In fine, or so it seems to me, Farm Forward fails on both deontological and utilitarian grounds. It fails on deontological grounds because it treats the lives of billions of our fellow beings as disposable commodities, and therefore reinforces speciesism at the most fundamental level. But it also fails on utilitarian grounds. First, because the new welfarism will not displace or lead to the abolition of factory farming, but will only lead to cosmetic changes in the industry (this much is clear) without producing any qualitative mitigation in either the suffering or final agonies of those being killed — all the while putting a moral “Good-Housekeeping” stamp of approval on the new, lucrative niche markets in animal flesh (the very markets lining the pockets of elite Judas like Whole Foods CEO John Mackey, another Farm Forward board member). Second, because the whole project meanwhile serves the aforementioned ideological function of stabilizing speciesism by re-branding and re-naturalizing “meat” as a virtuous commodity.

Farm Forward, whatever else it is or think it is doing, is therefore not promoting animal liberation. In my view, it is not even a pro-animal organization, but an anti-animal one. Call that “absolutist” or “purist” if you like. But I don’t see it that way. I believe it was Benjamin Franklin who said that in matters of ethics, we should stand firm as rock, but in matters of taste, swim with the fishes. Farm Forward and other groups seem to me to treat ethics as a kind of aesthetics, rather than as a fragile realm of empathetic and principled commitments that must be fiercely defended–defended at all costs and regardless of whether they happen to grate against the ugly prejudices of the majority.

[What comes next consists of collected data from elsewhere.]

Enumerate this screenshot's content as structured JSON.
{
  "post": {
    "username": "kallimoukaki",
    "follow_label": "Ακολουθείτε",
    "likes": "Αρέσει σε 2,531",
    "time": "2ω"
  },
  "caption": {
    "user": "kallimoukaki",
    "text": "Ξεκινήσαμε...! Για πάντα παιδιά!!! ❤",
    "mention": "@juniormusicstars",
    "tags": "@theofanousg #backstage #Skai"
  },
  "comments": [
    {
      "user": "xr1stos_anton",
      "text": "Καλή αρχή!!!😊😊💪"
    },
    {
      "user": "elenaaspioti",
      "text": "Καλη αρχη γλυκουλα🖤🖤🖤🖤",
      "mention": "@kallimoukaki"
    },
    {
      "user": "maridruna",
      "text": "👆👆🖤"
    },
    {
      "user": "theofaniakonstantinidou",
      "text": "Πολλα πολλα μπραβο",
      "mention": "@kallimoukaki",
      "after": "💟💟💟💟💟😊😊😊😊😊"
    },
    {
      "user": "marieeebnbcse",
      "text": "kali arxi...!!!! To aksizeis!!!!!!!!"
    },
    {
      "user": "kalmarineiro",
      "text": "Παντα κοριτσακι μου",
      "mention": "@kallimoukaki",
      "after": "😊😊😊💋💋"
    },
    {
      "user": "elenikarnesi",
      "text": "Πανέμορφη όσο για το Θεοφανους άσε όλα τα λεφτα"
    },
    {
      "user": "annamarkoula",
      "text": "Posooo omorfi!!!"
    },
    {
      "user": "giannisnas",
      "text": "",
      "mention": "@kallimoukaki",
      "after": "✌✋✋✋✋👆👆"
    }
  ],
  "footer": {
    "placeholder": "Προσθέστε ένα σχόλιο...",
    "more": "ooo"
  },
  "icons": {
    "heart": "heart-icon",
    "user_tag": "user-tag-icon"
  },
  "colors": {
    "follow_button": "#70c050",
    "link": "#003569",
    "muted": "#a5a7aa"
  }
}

What you mistake for “pragmatism,” I fear, is merely giving in.
One point I’d like to add concerns Sanbonmatsu’s rewriting of Farm Forward’s literature, substituting the killing of Jewish people by the Nazis for the killing of other animals. “Allow me, briefly,” he offers, “to ‘translate’ some of the language on your website, imagining however that it is addressing the plight of European Jewry in the early 1940s, rather than the butchery of nonhuman animals today.” One example:
- “The Integrity of Humane Practices” shall include shooting Jews in the head, gassing them, and slitting their throats. Our position is that while murdering billions of Jews, for eternity, is not “ideal,” it can nonetheless be made a “humane and sustainable” (and, what is more, highly profitable) enterprise.
This is an effective imaginative exercise, but another comparison is also useful. It’s true that the Nazis and their defenders didn’t generally describe their actions toward Jews in this manner. They didn’t generally have “the chutzpah to advertise products made from Jews, or to speak enthusiastically of their liquidation as ‘humane and sustainable’.”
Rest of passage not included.